19 June 2018

Time to reverse the cruel and outdated ban on cannabis oil

By Carl Sacklen

Rarely is the cruelty of an outdated policy made as clear as it was last week when Billy Caldwell had his medicinal cannabis oil confiscated. When Billy and his mother Charlotte departed Toronto, they knew the customs officials would be awaiting them on arrival on the other side of the Atlantic. But the pain and anguish that awaited them was no less real.

Upon landing, Billy’s mother declared the cannabis oil and it was swiftly confiscated by officials at Heathrow Airport. Shortly after, Billy – who is severely epileptic – suffered his first seizure in over 300 days. Knowing the plight that was to come, Billy’s mother said the Home Office had “signed [her] son’s death warrant”.

Thankfully the Home Office has now granted Billy a temporary license. This is not enough, however. It is only for 20 days. Frankly, it is shameful that it took a twelve-year-old to suffer through seizures, a helpless mother to plead with the Government, and intense media pressure, for the Government to accept that the current laws need to be evaluated.

The current system is illogical and dated on two fronts.

Firstly, other countries have shown that cannabis oil can be allowed for safe medicinal use.  Canada, the United States, and European nations such as Germany, Italy, the Netherlands and the Czech Republic are miles ahead of Britain when it comes to legalising cannabis for medical use. While the Government shouldn’t be blindly legislating based on what other countries do, we could save lives and money for the NHS if we licensed drugs already approved by rigorous regulators in developed countries.

Secondly, if and when the ban is lifted by the Home Office, the substance will still need to pass several hoops of approval. The fact that cannabis oil is seen as a viable treatment by both the political and medical establishments in other countries makes the whole debacle even more astounding. After all, should it not be doctors, rather than politicians, who prescribe medicine?

There are currently 63,400 children in the UK who suffer from epilepsy and a third of them don’t respond to NHS-prescribed drugs, meaning supplementary drugs often need to be prescribed to address the serious side-effects of the original epilepsy treatment.

The rationale behind the UK’s ban on cannabis oil is that it contains tetrahydrocannabinol (THC), the primary psychoactive constituent of cannabis, which the Home Office reclassified from a Class C to a Class B drug in 2009.

The case of Billy Caldwell illustrates how the Government’s blanket approach is incredibly out of touch with modern medicine. This is not a question of legalising cannabis for recreational use. It’s a completely separate issue – as many countries have successfully identified. Even if the Home Office comes to its senses soon, however, the current system of regulation is insufficient.

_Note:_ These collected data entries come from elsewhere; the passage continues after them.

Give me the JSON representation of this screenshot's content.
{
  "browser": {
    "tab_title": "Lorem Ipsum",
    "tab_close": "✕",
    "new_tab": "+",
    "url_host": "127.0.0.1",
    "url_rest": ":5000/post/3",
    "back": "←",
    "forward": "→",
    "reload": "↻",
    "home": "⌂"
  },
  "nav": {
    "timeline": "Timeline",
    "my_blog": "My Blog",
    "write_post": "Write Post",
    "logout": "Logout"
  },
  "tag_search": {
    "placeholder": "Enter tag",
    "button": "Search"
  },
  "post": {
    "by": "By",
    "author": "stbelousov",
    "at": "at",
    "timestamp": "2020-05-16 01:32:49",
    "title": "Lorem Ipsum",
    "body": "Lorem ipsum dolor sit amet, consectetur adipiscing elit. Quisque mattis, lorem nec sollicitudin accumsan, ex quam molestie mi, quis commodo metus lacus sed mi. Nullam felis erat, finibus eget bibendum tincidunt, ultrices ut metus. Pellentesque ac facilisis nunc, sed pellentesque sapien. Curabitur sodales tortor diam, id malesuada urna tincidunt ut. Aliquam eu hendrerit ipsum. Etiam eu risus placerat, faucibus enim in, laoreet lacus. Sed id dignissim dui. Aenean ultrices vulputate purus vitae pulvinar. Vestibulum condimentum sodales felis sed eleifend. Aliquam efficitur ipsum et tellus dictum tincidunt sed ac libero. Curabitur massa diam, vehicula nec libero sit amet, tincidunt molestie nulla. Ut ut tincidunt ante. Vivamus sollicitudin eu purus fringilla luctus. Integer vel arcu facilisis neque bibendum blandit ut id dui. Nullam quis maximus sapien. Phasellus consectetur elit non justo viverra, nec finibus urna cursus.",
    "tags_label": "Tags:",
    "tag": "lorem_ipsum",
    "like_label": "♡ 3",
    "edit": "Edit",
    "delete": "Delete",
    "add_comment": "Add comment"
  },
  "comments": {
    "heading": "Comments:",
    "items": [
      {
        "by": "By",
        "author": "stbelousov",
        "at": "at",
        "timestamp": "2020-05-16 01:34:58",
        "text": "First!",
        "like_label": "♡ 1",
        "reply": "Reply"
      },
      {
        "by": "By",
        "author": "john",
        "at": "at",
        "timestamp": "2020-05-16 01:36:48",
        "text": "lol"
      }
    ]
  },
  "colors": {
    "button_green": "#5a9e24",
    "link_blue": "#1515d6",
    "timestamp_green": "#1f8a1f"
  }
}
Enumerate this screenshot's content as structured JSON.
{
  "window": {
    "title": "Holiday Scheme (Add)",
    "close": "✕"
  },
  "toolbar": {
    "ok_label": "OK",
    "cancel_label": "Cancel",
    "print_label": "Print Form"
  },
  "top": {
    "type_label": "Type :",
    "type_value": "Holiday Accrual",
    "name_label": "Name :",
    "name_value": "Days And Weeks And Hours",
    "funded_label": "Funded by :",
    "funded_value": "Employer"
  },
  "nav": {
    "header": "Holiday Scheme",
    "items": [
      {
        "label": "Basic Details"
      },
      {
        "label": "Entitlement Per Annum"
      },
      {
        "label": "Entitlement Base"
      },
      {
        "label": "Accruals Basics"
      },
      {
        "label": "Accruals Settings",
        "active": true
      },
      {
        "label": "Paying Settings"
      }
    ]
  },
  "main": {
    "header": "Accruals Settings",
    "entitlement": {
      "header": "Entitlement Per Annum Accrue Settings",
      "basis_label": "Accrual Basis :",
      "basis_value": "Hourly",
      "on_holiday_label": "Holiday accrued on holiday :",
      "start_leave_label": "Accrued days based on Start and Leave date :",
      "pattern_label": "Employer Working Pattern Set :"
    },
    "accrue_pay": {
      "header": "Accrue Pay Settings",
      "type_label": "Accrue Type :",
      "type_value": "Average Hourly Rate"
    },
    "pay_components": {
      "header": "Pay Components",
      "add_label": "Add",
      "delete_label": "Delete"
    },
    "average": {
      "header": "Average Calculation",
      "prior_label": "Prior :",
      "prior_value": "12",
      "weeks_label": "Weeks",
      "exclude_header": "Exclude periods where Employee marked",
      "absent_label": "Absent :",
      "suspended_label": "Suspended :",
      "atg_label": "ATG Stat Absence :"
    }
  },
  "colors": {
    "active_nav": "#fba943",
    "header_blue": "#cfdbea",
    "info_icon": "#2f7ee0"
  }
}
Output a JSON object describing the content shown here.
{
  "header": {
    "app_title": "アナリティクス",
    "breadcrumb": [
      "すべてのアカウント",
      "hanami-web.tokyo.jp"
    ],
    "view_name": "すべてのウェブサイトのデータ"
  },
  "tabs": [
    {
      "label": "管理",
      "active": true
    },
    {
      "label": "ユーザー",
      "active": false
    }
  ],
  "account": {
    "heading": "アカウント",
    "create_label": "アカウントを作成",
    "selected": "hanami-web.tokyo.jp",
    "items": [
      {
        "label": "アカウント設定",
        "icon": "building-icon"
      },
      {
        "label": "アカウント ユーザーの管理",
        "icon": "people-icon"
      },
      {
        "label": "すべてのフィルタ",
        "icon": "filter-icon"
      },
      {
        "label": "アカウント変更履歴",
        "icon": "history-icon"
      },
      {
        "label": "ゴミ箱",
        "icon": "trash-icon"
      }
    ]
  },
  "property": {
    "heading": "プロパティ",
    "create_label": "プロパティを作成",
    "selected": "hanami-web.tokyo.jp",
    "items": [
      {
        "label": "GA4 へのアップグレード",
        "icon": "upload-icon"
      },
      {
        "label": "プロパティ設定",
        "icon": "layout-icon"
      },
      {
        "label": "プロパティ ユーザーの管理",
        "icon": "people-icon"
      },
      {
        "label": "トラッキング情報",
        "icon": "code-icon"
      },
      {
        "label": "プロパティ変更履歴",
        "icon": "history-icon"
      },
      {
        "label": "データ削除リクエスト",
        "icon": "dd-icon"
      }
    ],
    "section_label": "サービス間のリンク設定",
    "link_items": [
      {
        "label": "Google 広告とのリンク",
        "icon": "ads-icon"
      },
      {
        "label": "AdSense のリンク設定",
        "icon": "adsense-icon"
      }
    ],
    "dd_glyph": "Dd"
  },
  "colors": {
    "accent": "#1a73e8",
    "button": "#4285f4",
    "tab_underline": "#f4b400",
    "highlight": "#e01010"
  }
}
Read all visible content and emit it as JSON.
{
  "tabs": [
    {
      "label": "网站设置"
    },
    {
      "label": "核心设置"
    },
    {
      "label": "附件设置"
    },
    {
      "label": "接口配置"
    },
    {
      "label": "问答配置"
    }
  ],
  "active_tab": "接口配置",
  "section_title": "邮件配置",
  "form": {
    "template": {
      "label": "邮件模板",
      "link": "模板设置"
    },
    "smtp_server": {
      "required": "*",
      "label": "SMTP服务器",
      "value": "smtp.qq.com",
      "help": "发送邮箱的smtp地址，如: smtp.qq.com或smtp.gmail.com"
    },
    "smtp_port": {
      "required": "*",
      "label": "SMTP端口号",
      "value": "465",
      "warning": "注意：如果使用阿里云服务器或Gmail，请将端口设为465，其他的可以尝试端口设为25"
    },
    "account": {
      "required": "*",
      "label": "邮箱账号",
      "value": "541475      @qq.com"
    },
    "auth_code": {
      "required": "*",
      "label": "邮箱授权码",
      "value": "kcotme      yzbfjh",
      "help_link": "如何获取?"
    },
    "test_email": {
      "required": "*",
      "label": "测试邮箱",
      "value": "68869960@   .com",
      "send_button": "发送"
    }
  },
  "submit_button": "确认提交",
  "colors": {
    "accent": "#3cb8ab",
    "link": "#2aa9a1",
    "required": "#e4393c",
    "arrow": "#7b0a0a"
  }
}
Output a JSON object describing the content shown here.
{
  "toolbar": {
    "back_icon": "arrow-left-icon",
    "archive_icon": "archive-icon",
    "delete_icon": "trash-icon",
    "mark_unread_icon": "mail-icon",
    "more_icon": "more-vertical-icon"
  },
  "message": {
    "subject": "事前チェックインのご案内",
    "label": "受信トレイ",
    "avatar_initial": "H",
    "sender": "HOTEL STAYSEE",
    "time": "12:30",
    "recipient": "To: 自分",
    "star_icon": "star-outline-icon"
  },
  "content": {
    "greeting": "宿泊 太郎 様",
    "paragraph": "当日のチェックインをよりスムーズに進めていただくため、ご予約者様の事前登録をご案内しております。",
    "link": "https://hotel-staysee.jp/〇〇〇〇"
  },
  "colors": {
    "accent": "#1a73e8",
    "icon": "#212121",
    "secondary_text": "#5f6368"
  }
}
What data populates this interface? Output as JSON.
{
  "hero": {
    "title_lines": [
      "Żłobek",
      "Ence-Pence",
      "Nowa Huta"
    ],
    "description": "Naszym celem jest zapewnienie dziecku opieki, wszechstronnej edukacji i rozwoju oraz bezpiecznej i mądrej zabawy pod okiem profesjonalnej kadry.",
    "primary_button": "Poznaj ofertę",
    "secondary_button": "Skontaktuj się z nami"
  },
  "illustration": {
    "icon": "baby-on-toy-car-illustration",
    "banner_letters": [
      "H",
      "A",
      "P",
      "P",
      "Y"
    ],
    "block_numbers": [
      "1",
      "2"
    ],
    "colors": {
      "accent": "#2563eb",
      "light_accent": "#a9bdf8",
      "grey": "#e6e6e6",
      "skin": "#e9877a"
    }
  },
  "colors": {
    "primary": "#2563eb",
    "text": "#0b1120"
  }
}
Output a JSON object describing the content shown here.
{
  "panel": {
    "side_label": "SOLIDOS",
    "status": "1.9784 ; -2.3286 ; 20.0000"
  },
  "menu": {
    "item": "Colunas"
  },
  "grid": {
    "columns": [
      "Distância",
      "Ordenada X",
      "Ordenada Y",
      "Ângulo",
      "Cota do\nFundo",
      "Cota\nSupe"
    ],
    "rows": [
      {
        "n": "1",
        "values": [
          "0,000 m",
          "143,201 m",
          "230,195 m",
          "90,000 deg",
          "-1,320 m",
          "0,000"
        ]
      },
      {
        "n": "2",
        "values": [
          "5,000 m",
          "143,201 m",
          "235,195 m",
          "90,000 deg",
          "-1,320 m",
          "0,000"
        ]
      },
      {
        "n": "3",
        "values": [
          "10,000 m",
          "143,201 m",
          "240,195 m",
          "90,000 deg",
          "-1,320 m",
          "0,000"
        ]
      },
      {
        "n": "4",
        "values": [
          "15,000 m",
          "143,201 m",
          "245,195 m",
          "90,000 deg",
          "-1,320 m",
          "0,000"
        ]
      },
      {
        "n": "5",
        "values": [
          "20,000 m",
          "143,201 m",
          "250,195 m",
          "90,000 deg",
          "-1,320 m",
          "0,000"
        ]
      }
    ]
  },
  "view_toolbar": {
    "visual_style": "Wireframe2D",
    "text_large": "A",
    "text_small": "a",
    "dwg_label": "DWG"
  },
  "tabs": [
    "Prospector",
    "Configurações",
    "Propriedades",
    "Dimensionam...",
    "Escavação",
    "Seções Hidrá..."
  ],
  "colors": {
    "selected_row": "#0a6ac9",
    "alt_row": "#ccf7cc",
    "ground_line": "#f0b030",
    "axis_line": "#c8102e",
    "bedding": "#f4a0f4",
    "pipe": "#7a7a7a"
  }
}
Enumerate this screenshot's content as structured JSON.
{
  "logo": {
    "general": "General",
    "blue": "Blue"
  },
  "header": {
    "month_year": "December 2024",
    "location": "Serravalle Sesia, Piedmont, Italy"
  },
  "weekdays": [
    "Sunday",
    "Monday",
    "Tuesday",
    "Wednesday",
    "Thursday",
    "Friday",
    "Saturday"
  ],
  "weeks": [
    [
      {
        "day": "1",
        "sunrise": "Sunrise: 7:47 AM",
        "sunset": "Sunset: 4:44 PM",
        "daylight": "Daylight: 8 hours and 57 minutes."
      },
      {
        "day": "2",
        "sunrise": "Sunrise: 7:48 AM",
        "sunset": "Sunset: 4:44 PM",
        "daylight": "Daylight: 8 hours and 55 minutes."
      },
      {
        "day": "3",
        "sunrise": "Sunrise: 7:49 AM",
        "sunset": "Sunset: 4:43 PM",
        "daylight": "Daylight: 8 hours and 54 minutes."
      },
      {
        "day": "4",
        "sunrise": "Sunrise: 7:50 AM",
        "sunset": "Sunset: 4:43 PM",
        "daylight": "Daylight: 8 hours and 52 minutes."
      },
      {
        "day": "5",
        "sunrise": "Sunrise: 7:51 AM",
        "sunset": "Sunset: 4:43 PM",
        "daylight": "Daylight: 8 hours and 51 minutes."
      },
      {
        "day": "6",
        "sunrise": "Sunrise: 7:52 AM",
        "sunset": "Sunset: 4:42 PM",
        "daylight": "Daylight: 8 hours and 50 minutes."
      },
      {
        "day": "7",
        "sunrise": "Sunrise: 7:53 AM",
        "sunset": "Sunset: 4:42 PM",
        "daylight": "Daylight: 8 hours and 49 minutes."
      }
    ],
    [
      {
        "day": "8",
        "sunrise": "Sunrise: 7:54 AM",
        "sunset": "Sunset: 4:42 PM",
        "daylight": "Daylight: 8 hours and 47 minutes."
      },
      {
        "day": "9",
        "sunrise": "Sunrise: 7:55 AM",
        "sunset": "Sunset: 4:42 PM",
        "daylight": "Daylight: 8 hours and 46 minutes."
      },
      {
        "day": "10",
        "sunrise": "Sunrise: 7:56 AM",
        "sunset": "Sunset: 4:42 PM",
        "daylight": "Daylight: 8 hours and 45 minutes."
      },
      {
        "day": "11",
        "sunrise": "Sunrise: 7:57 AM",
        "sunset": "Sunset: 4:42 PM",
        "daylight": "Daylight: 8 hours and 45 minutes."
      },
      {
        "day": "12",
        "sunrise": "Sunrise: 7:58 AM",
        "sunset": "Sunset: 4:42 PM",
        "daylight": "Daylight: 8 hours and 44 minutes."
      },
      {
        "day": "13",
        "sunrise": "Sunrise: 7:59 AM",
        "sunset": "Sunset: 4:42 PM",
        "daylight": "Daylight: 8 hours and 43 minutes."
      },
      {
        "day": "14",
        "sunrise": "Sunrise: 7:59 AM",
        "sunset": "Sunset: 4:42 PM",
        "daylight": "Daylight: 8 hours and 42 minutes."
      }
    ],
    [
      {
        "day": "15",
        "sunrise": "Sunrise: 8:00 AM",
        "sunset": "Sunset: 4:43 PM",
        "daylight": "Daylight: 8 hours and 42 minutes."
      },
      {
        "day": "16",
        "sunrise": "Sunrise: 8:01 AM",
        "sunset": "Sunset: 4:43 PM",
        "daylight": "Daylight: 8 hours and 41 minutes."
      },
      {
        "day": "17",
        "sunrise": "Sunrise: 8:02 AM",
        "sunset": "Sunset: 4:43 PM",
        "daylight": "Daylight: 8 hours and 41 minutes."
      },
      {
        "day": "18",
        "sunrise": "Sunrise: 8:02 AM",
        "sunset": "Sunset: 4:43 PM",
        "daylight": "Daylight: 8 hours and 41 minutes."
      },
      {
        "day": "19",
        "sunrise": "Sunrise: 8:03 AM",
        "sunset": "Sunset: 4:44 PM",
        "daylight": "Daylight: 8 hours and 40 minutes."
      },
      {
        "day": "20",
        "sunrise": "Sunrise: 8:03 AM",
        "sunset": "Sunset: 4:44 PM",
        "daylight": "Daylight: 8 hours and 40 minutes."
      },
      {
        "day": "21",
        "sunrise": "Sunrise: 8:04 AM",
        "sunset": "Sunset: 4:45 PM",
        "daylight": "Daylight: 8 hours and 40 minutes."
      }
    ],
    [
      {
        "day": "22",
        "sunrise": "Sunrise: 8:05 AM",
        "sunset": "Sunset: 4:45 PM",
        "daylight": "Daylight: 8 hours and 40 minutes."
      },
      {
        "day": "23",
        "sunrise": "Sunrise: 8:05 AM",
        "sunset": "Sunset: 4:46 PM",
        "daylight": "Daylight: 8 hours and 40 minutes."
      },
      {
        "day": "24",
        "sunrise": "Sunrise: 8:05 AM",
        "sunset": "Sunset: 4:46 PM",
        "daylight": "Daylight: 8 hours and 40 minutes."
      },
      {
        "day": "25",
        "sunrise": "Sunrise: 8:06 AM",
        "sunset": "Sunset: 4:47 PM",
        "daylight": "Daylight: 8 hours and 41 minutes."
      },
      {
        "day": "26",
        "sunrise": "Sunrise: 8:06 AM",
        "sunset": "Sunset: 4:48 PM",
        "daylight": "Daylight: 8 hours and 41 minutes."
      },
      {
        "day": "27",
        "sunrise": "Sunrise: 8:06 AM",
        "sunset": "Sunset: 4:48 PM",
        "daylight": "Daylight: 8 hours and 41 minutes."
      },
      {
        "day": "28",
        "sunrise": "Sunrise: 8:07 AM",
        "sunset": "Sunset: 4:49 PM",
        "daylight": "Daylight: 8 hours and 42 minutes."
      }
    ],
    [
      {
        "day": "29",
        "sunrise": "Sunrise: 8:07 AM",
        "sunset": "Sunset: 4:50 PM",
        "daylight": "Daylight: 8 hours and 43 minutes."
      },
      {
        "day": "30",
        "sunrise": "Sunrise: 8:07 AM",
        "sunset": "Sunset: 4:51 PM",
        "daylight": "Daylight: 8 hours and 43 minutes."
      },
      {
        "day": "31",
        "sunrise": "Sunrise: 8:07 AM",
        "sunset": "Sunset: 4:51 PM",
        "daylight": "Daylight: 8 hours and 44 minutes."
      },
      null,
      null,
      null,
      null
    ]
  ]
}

The evidence from other countries is overwhelmingly in favour of cannabis oil for medicinal use. However the MHRA, which regulates medicinal drugs in the UK, currently operates under a precautionary principle which makes it extremely risk averse. This means if the Home Office were to lift the ban on medicinal cannabis use, it would still take a long time for it to be made available to those who need it the most.

People like Billy Caldwell shouldn’t have to fly to Canada or the US to find effective relief from their seizures. It’s time for the MHRA to change its approach and allow doctors to recommend drugs which have only passed early stages of trials to particularly needy patients. The current regulatory framework is extremely lengthy and in the case of cannabis oils, extends the suffering of thousands.

Sajid Javid and Jeremy Hunt’s willingness to look at current laws is welcome progress.

The Government must see this as a separate issue from recreational cannabis legalisation and lift the ban on medicinal cannabis oils immediately. Equally importantly, the Government needs to acknowledge that the regulatory bureaucracy is incompatible with international medical innovation. Failure to do so would be an act of cruelty.